I WASN'T OVERLY HAPPY WITH MY WRITING, AND I HAD SORTA WRITTEN MYSELF INTO A CORNER, SO I'VE DELETED MOST OF THEM UNTIL FURTHER NOTICE; AND AM INSTEAD GOING TO START DIFFERENT STORIES.

I'VE ALSO CHANGED MY UNSERNAME. I WAS PREVIOUSLY WRITING AS ThatFanFicWriterCalledNaomi; BUT MY NEW ONE IS MyOwnKindOfWorld.

BUT IF YOU'VE ENJOYED MY OTHER STORIES, I MAY RE-WRITE THEM SOMETIME IN THE FUTURE, BUT FOR NOW THEY WILL REMAIN IN MY ARCHIVES.

I HOPE YOU ENJOY THIS NEW STORY, IT'S A LITTLE DIFFERENT TO MY OTHER STUFF:

I clutched my desk as my breathing picked up. My eyes were squeezed shut so tight they hurt, but I kept them closed. Not here, not now; not in front of Adrien. Tears were making their way down my face now, and my heart beat so fast it hurt.

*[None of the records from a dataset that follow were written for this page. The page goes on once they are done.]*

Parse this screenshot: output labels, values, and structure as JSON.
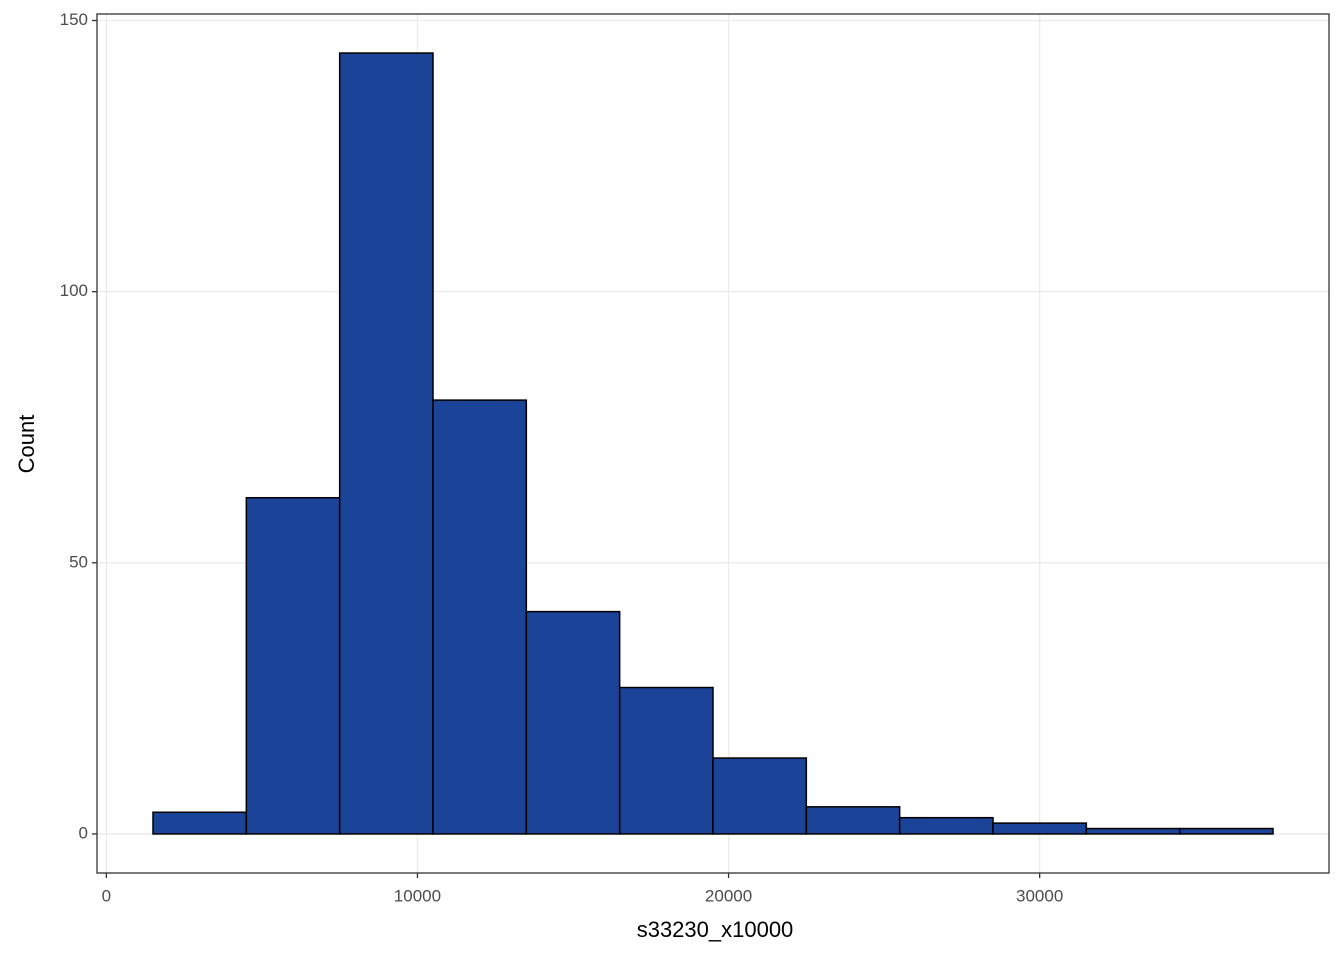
{
  "chart_data": {
    "type": "histogram",
    "x_label": "s33230_x10000",
    "y_label": "Count",
    "bins": [
      1500,
      4500,
      7500,
      10500,
      13500,
      16500,
      19500,
      22500,
      25500,
      28500,
      31500,
      34500,
      37500
    ],
    "values": [
      4,
      62,
      144,
      80,
      41,
      27,
      14,
      5,
      3,
      2,
      1,
      1
    ],
    "color": "#1b4499",
    "edge_color": "#000000",
    "xlim": [
      -300,
      39300
    ],
    "xticks": [
      0,
      10000,
      20000,
      30000
    ],
    "ylim": [
      -7.2,
      151.2
    ],
    "yticks": [
      0,
      50,
      100,
      150
    ],
    "grid": true
  }
}
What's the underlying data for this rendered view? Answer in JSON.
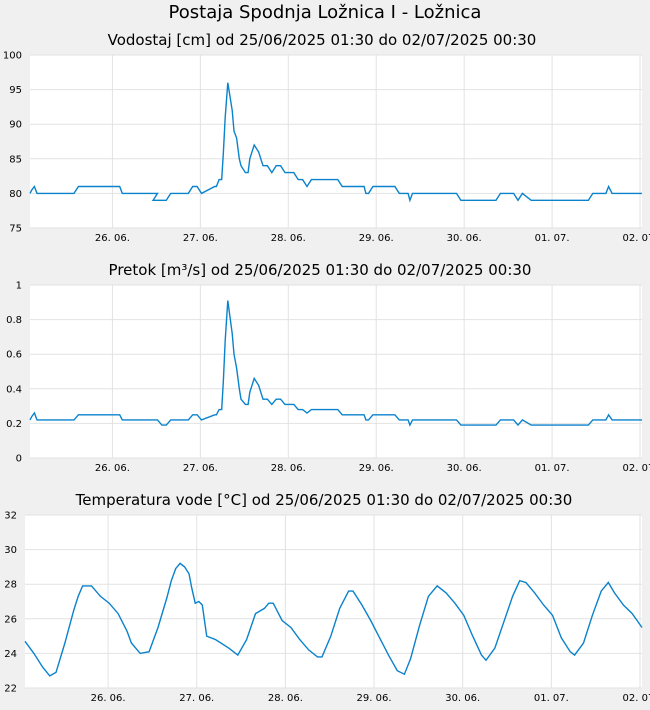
{
  "page_title": "Postaja Spodnja Ložnica I - Ložnica",
  "colors": {
    "series": "#0a82cc",
    "background": "#f0f0f0",
    "plot_background": "#ffffff",
    "grid": "#e2e2e2"
  },
  "chart_data": [
    {
      "type": "line",
      "title": "Vodostaj [cm] od 25/06/2025 01:30 do 02/07/2025 00:30",
      "xlabel": "",
      "ylabel": "",
      "x_tick_labels": [
        "26. 06.",
        "27. 06.",
        "28. 06.",
        "29. 06.",
        "30. 06.",
        "01. 07.",
        "02. 07."
      ],
      "x_tick_days": [
        0.9375,
        1.9375,
        2.9375,
        3.9375,
        4.9375,
        5.9375,
        6.9375
      ],
      "xlim_days": [
        0,
        6.96
      ],
      "yticks": [
        75,
        80,
        85,
        90,
        95,
        100
      ],
      "ylim": [
        75,
        100
      ],
      "grid": true,
      "series": [
        {
          "x_days": [
            0,
            0.02,
            0.05,
            0.08,
            0.1,
            0.5,
            0.55,
            1.02,
            1.05,
            1.4,
            1.45,
            1.4,
            1.55,
            1.6,
            1.8,
            1.85,
            1.9,
            1.95,
            2.1,
            2.12,
            2.15,
            2.18,
            2.2,
            2.22,
            2.25,
            2.3,
            2.32,
            2.35,
            2.38,
            2.4,
            2.45,
            2.48,
            2.5,
            2.55,
            2.6,
            2.65,
            2.7,
            2.75,
            2.8,
            2.85,
            2.9,
            2.95,
            3.0,
            3.05,
            3.1,
            3.15,
            3.2,
            3.3,
            3.5,
            3.55,
            3.8,
            3.82,
            3.85,
            3.9,
            4.15,
            4.2,
            4.3,
            4.32,
            4.35,
            4.4,
            4.85,
            4.9,
            5.3,
            5.35,
            5.5,
            5.55,
            5.6,
            5.7,
            6.35,
            6.4,
            6.55,
            6.58,
            6.62,
            6.96
          ],
          "values": [
            80,
            80.5,
            81,
            80,
            80,
            80,
            81,
            81,
            80,
            80,
            80,
            79,
            79,
            80,
            80,
            81,
            81,
            80,
            81,
            81,
            82,
            82,
            86,
            91,
            96,
            92,
            89,
            88,
            85,
            84,
            83,
            83,
            85,
            87,
            86,
            84,
            84,
            83,
            84,
            84,
            83,
            83,
            83,
            82,
            82,
            81,
            82,
            82,
            82,
            81,
            81,
            80,
            80,
            81,
            81,
            80,
            80,
            79,
            80,
            80,
            80,
            79,
            79,
            80,
            80,
            79,
            80,
            79,
            79,
            80,
            80,
            81,
            80,
            80
          ]
        }
      ]
    },
    {
      "type": "line",
      "title": "Pretok [m³/s] od 25/06/2025 01:30 do 02/07/2025 00:30",
      "xlabel": "",
      "ylabel": "",
      "x_tick_labels": [
        "26. 06.",
        "27. 06.",
        "28. 06.",
        "29. 06.",
        "30. 06.",
        "01. 07.",
        "02. 07."
      ],
      "x_tick_days": [
        0.9375,
        1.9375,
        2.9375,
        3.9375,
        4.9375,
        5.9375,
        6.9375
      ],
      "xlim_days": [
        0,
        6.96
      ],
      "yticks": [
        0,
        0.2,
        0.4,
        0.6,
        0.8,
        1
      ],
      "ylim": [
        0,
        1
      ],
      "grid": true,
      "series": [
        {
          "x_days": [
            0,
            0.02,
            0.05,
            0.08,
            0.1,
            0.5,
            0.55,
            1.02,
            1.05,
            1.4,
            1.45,
            1.5,
            1.55,
            1.6,
            1.8,
            1.85,
            1.9,
            1.95,
            2.1,
            2.12,
            2.15,
            2.18,
            2.2,
            2.22,
            2.25,
            2.3,
            2.32,
            2.35,
            2.38,
            2.4,
            2.45,
            2.48,
            2.5,
            2.55,
            2.6,
            2.65,
            2.7,
            2.75,
            2.8,
            2.85,
            2.9,
            2.95,
            3.0,
            3.05,
            3.1,
            3.15,
            3.2,
            3.3,
            3.5,
            3.55,
            3.8,
            3.82,
            3.85,
            3.9,
            4.15,
            4.2,
            4.3,
            4.32,
            4.35,
            4.4,
            4.85,
            4.9,
            5.3,
            5.35,
            5.5,
            5.55,
            5.6,
            5.7,
            6.35,
            6.4,
            6.55,
            6.58,
            6.62,
            6.96
          ],
          "values": [
            0.22,
            0.24,
            0.26,
            0.22,
            0.22,
            0.22,
            0.25,
            0.25,
            0.22,
            0.22,
            0.22,
            0.19,
            0.19,
            0.22,
            0.22,
            0.25,
            0.25,
            0.22,
            0.25,
            0.25,
            0.28,
            0.28,
            0.45,
            0.68,
            0.91,
            0.72,
            0.6,
            0.52,
            0.4,
            0.34,
            0.31,
            0.31,
            0.38,
            0.46,
            0.42,
            0.34,
            0.34,
            0.31,
            0.34,
            0.34,
            0.31,
            0.31,
            0.31,
            0.28,
            0.28,
            0.26,
            0.28,
            0.28,
            0.28,
            0.25,
            0.25,
            0.22,
            0.22,
            0.25,
            0.25,
            0.22,
            0.22,
            0.19,
            0.22,
            0.22,
            0.22,
            0.19,
            0.19,
            0.22,
            0.22,
            0.19,
            0.22,
            0.19,
            0.19,
            0.22,
            0.22,
            0.25,
            0.22,
            0.22
          ]
        }
      ]
    },
    {
      "type": "line",
      "title": "Temperatura vode [°C] od 25/06/2025 01:30 do 02/07/2025 00:30",
      "xlabel": "",
      "ylabel": "",
      "x_tick_labels": [
        "26. 06.",
        "27. 06.",
        "28. 06.",
        "29. 06.",
        "30. 06.",
        "01. 07.",
        "02. 07."
      ],
      "x_tick_days": [
        0.9375,
        1.9375,
        2.9375,
        3.9375,
        4.9375,
        5.9375,
        6.9375
      ],
      "xlim_days": [
        0,
        6.96
      ],
      "yticks": [
        22,
        24,
        26,
        28,
        30,
        32
      ],
      "ylim": [
        22,
        32
      ],
      "grid": true,
      "series": [
        {
          "x_days": [
            0,
            0.1,
            0.2,
            0.28,
            0.35,
            0.45,
            0.55,
            0.6,
            0.65,
            0.75,
            0.85,
            0.95,
            1.05,
            1.15,
            1.2,
            1.3,
            1.4,
            1.5,
            1.6,
            1.65,
            1.7,
            1.75,
            1.8,
            1.85,
            1.88,
            1.92,
            1.96,
            2.0,
            2.05,
            2.15,
            2.3,
            2.4,
            2.5,
            2.6,
            2.7,
            2.75,
            2.8,
            2.85,
            2.9,
            3.0,
            3.1,
            3.2,
            3.3,
            3.35,
            3.45,
            3.55,
            3.65,
            3.7,
            3.8,
            3.9,
            4.0,
            4.1,
            4.2,
            4.28,
            4.35,
            4.45,
            4.55,
            4.65,
            4.75,
            4.85,
            4.95,
            5.05,
            5.15,
            5.2,
            5.3,
            5.4,
            5.5,
            5.58,
            5.65,
            5.75,
            5.85,
            5.95,
            6.05,
            6.15,
            6.2,
            6.3,
            6.4,
            6.5,
            6.58,
            6.65,
            6.75,
            6.85,
            6.96
          ],
          "values": [
            24.7,
            24.0,
            23.2,
            22.7,
            22.9,
            24.6,
            26.5,
            27.3,
            27.9,
            27.9,
            27.3,
            26.9,
            26.3,
            25.3,
            24.6,
            24.0,
            24.1,
            25.5,
            27.2,
            28.2,
            28.9,
            29.2,
            29.0,
            28.6,
            27.8,
            26.9,
            27.0,
            26.8,
            25.0,
            24.8,
            24.3,
            23.9,
            24.8,
            26.3,
            26.6,
            26.9,
            26.9,
            26.4,
            25.9,
            25.5,
            24.8,
            24.2,
            23.8,
            23.8,
            25.0,
            26.6,
            27.6,
            27.6,
            26.8,
            25.9,
            24.9,
            23.9,
            23.0,
            22.8,
            23.7,
            25.6,
            27.3,
            27.9,
            27.5,
            26.9,
            26.2,
            25.0,
            23.9,
            23.6,
            24.3,
            25.8,
            27.3,
            28.2,
            28.1,
            27.5,
            26.8,
            26.2,
            24.9,
            24.1,
            23.9,
            24.6,
            26.2,
            27.6,
            28.1,
            27.5,
            26.8,
            26.3,
            25.5
          ]
        }
      ]
    }
  ]
}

There was a hand on my arm, warm and soothing, but doing little to subdue the waves of panic going throughout my body.

Then he was there, by my side, his beautiful voice whispering in my ear. I focused on it, his voice, trying to calm myself enough to breathe properly.

I started shaking my head, gasping for breath between sobs as I shook and gripped the desk tighter.

"Marinette…" He said, in front of me now, holding my hands. "Marinette, focus on me, on my voice. It's going to be ok; just breathe. Calm down. Please?"

I was squeezing his hands, and it must have hurt, but he didn't let go, he just held my hands.

"Marinette, look at me. Open your eyes." I forced my eyes open and stared anxiously into his green eyes.

It took a few minutes, but eventually my breath became more even, and I calmed down. "Thank you, Adrien." I sighed and wrapped my arms around his neck in an embrace. "But how'd you know what to do?"

"Well, I've had enough panic attacks of my own to have an idea of how to help others."

"Oh, ok."

Hi. I'm Marinette; and this is my story.

I have been professionally diagnosed with anxiety and depression. Usually I can handle them, but other times, like the one I've just written about, they're not so easy to manage and I go into a panic attack or completely retreat into myself.

I met Adrien in my freshman year of high school. We never talked much, but we had mutual friends in Alya and Nino, so we knew each other. Then over time, we got to know each other better, outside our friendship with Nino and Alya, and I fell for him.

Few people knew bout my anxiety and depression, and fewer had seen me during a panic attack, and that's how I preferred it. It was always easier that way, I guess.

Adrien was one of those people; he didn't know and had never seen me have a panic attack.

After learning that he had anxiety as well, we sort of became each other's support, and we always hung out together.

And that's ultimately where my story begins.